Ramucirumab Misses OS Endpoint in Phase III Urothelial Carcinoma Trial

Jason M. Broderick

Levi Garraway, MD, PhD
Levi Garraway, MD, PhD
Combining ramucirumab (Cyramza) with docetaxel in patients with locally advanced or unresectable metastatic urothelial carcinoma who progressed on platinum-based chemotherapy led to a positive trend, but not a statistically significant improvement, in overall survival (OS), according to Eli Lilly and Company, the manufacturer of the VEGFR2 inhibitor.  

The findings come from an analysis of the secondary endpoint of OS from the phase III RANGE trial. Previously reported findings showed that the study met its primary endpoint, with an improvement in progression-free survival (PFS) of 1.31 months. The ramucirumab combination also led to a near doubling in the objective response rate (ORR) compared with docetaxel alone. 

"People with advanced urothelial carcinoma who experience disease progression urgently need treatment options that can control the disease—to help stop or slow the cancer from growing and spreading," Levi Garraway, MD, PhD, senior vice president, global development and medical affairs, Lilly Oncology, said in a press release. 

"Although this study didn't reach statistical significance for overall survival, we are encouraged by the totality of the RANGE results and look forward to reviewing the data with internal and external experts to determine next steps,” added Garraway. 

In the phase III RANGE trial, 530 patients were randomized 1:1 to ramucirumab (10 mg/kg) combined with docetaxel (75 mg/m2 intravenously) or placebo plus docetaxel.
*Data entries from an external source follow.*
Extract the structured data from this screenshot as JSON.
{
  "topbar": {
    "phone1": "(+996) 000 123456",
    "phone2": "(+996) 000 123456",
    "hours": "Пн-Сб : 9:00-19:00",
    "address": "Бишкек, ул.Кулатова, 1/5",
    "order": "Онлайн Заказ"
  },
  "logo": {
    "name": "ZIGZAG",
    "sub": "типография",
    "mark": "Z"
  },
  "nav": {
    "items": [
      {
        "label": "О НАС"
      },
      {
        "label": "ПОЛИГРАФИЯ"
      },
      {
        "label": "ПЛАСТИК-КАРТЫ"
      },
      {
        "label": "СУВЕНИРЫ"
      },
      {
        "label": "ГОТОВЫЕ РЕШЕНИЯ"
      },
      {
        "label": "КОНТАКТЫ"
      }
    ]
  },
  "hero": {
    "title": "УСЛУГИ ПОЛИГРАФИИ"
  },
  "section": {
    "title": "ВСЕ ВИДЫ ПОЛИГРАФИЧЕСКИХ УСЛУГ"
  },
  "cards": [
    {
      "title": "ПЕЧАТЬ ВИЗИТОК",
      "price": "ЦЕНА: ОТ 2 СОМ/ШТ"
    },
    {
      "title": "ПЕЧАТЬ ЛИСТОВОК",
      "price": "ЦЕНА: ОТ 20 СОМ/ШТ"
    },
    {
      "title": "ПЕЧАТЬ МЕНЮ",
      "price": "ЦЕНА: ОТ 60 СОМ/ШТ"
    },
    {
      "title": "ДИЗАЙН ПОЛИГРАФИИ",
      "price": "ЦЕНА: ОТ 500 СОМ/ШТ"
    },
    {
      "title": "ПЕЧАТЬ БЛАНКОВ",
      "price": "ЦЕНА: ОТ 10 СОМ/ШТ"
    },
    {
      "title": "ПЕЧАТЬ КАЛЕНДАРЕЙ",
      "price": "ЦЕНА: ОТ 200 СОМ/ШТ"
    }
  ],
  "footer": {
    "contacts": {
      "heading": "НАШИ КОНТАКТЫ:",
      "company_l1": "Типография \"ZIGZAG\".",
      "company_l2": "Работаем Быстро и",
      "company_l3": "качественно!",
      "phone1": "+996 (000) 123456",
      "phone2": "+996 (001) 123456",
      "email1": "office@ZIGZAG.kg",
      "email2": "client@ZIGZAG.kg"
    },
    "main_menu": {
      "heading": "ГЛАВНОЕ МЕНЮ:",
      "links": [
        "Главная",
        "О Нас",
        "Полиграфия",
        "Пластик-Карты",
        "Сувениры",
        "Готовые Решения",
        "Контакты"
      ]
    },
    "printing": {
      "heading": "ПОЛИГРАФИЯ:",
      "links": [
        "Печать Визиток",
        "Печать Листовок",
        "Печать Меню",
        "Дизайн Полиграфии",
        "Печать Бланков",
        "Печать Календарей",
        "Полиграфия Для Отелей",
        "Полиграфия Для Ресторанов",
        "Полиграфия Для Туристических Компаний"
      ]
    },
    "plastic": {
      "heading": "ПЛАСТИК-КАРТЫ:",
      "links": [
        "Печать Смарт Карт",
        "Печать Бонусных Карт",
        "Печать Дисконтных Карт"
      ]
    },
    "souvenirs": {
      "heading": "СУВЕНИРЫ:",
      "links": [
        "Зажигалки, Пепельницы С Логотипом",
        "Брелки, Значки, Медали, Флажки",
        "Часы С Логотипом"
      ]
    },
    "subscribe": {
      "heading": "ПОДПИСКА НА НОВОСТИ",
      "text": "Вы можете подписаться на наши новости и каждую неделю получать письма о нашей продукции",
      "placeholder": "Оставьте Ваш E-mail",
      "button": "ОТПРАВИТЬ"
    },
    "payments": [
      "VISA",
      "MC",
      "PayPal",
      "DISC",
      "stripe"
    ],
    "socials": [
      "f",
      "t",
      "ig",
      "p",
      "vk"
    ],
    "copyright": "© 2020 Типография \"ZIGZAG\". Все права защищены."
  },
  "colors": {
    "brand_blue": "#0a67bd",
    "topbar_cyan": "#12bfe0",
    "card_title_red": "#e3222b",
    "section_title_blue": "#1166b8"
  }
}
Docetaxel was limited to 6 cycles, with up to 4 additional cycles allowed after trial sponsor approval.

Patients enrolled had locally advanced or unresectable metastatic bladder cancer that progressed within 14 months of prior chemotherapy, either a cisplatin- or carboplatin-based regimen. Patients were permitted to receive 1 prior immune checkpoint therapy—7% in the experimental arm and 10% in the docetaxel monotherapy arm received prior checkpoint inhibitor therapy.

Most patients enrolled had poor prognosis—61% had at least 2 adverse prognostic risk factors at baseline.

Median follow-up in the full intent-to-treat population was 5.0 months. Median PFS as assessed by the investigators, the primary endpoint, was 4.07 months with the combination therapy compared with 2.76 months for patients who received docetaxel alone (HR, 0.757; P =.018). By independent blinded assessment, median PFS was 4.04 months versus 2.46 months in favor of ramucirumab/docetaxel (HR, 0.672; P = .0005).

At 1 year, by investigator assessment, 11.9% of patients randomized to ramucirumab and docetaxel were without progression versus 4.5% of those assigned to docetaxel alone. The corresponding percentages at 1 year by independent blinded assessment were 8.3% versus 5.1%, again favoring the combination. PFS outcomes were consistent across a variety of patient subgroups.

There was an approximate doubling of the objective response rate with combined ramucirumab and docetaxel versus docetaxel alone (24.5% vs 14.0%) and a tripling of the complete response rate (4.2% vs 1.4%).

Despite administration of a second drug, there was no degradation in quality-of-life scores measured using either the EORTC QLQ-C30 Global Quality of Life or the EQ-5D-5L Index.

Toxicities were similar between groups, with slightly less anemia with ramucirumab/docetaxel (16%) compared with placebo/docetaxel (24%), including grade ≥3 anemia (3% vs 11%).

Treatment was discontinued, primarily due to progressive disease, in 209 patients on ramucirumab/docetaxel and 229 patients on placebo/docetaxel. Forty-nine patients in the combination arm remain on treatment compared with 36 in the docetaxel monotherapy arm.
Petrylak D Chi KN, Drakaki A, et al. RANGE: A randomized, double-blind, placebo-controlled phase 3 study of docetaxel (DOC) with or without ramucirumab (RAM) in platinum-refractory advanced or metastatic urothelial carcinoma. Presented at 2017 ESMO Congress; September 8-12, 2017; Madrid, Spain. Abstract LBA4_PR.